ElasticSearch

Elasticsearchopen in new window 是一个分布式的、RESTful 的搜索和分析引擎。它提供了一个分布式的、支持多租户的全文搜索引擎,具有基于 HTTP 的 Web 接口和无模式的 JSON 文档。

本文档展示了与 Elasticsearch 数据库相关的功能。

ElasticVectorSearch 类

安装

请参考Elasticsearch 的安装说明open in new window

要连接到不需要登录凭据的 Elasticsearch 实例,请将 Elasticsearch URL 和索引名称与嵌入对象一起传递给构造函数。

示例:

        from langchain import ElasticVectorSearch
        from langchain.embeddings import OpenAIEmbeddings

        embedding = OpenAIEmbeddings()
        elastic_vector_search = ElasticVectorSearch(
            elasticsearch_url="http://localhost:9200",
            index_name="test_index",
            embedding=embedding
        )

要连接到需要登录凭据的 Elasticsearch 实例(包括 Elastic Cloud),请使用 Elasticsearch URL 格式 https://username:password@es_host:9243。例如,要连接到 Elastic Cloud,请使用所需的身份验证详细信息创建 Elasticsearch URL,并将其作为命名参数 elasticsearch_url 传递给 ElasticVectorSearch 构造函数。

您可以通过登录到 Elastic Cloud 控制台(https://cloud.elastic.co)、选择部署,并导航到“Deployments”页面来获取 Elastic Cloud 的 URL 和登录凭据。

要获取默认的 "elastic" 用户的 Elastic Cloud 密码:

  1. 登录到 Elastic Cloud 控制台(https://cloud.elastic.co)
  2. 转到 "Security" > "Users"
  3. 找到 "elastic" 用户并点击 "Edit"
  4. 点击 "Reset password"
  5. 按照提示重置密码

Elastic Cloud URL 的格式为 https://username:password@cluster_id.region_id.gcp.cloud.es.io:9243。

示例:

        from langchain import ElasticVectorSearch
        from langchain.embeddings import OpenAIEmbeddings

        embedding = OpenAIEmbeddings()

        elastic_host = "cluster_id.region_id.gcp.cloud.es.io"
        elasticsearch_url = f"https://username:password@{elastic_host}:9243"
        elastic_vector_search = ElasticVectorSearch(
            elasticsearch_url=elasticsearch_url,
            index_name="test_index",
            embedding=embedding
        )
!pip install elasticsearch
import os
import getpass

os.environ['OPENAI_API_KEY'] = getpass.getpass('OpenAI API Key:')

OpenAI API Key: ········

示例

from langchain.embeddings.openai import OpenAIEmbeddings
from langchain.text_splitter import CharacterTextSplitter
from langchain.vectorstores import ElasticVectorSearch
from langchain.document_loaders import TextLoader
from langchain.document_loaders import TextLoader
loader = TextLoader('../../../state_of_the_union.txt')
documents = loader.load()
text_splitter = CharacterTextSplitter(chunk_size=1000, chunk_overlap=0)
docs = text_splitter.split_documents(documents)
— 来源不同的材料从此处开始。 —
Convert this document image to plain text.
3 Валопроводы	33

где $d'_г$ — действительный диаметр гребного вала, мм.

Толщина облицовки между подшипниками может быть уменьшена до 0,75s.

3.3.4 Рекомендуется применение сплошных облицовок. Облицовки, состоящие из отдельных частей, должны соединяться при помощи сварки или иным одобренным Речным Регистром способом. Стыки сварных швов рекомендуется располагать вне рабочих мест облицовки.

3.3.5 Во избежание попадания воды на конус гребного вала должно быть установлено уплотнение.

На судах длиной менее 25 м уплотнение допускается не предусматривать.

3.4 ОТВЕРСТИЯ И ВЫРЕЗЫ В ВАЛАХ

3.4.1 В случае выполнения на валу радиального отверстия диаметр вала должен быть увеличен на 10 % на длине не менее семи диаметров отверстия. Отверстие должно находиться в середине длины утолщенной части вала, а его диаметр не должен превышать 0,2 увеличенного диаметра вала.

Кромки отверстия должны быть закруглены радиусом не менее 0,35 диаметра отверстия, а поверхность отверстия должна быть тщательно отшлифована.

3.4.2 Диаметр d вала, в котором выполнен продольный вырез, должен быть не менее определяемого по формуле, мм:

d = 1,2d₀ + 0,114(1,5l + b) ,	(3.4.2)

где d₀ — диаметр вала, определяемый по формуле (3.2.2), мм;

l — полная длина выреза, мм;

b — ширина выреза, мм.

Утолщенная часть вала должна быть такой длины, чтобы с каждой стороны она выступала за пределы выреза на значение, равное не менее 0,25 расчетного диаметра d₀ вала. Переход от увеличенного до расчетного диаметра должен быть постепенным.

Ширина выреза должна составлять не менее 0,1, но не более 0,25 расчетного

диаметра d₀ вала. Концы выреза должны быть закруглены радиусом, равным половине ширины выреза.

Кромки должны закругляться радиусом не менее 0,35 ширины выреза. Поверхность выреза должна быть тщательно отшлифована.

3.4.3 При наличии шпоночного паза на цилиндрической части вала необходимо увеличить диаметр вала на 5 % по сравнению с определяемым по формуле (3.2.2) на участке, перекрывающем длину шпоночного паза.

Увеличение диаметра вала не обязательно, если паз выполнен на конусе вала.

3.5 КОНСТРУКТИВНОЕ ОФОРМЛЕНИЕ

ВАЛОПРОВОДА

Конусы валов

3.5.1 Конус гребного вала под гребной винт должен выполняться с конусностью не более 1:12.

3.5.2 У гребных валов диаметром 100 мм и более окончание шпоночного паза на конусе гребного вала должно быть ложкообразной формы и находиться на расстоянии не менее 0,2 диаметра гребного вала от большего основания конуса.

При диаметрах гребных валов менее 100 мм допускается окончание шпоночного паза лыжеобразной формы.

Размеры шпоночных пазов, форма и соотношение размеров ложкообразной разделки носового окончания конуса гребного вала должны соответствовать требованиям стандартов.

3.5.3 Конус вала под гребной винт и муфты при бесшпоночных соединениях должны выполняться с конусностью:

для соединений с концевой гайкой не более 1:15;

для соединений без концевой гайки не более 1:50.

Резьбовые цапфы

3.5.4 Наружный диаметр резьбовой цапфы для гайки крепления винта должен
embeddings = OpenAIEmbeddings()
db = ElasticVectorSearch.from_documents(docs, embeddings, elasticsearch_url="http://localhost:9200")

query = "What did the president say about Ketanji Brown Jackson"
docs = db.similarity_search(query)
print(docs[0].page_content)
In state after state, new laws have been passed, not only to suppress the vote, but to subvert entire elections. 

We cannot let this happen. 

Tonight. I call on the Senate to: Pass the Freedom to Vote Act. Pass the John Lewis Voting Rights Act. And while you’re at it, pass the Disclose Act so Americans can know who is funding our elections. 

Tonight, I’d like to honor someone who has dedicated his life to serve this country: Justice Stephen Breyer—an Army veteran, Constitutional scholar, and retiring Justice of the United States Supreme Court. Justice Breyer, thank you for your service. 

One of the most serious constitutional responsibilities a President has is nominating someone to serve on the United States Supreme Court. 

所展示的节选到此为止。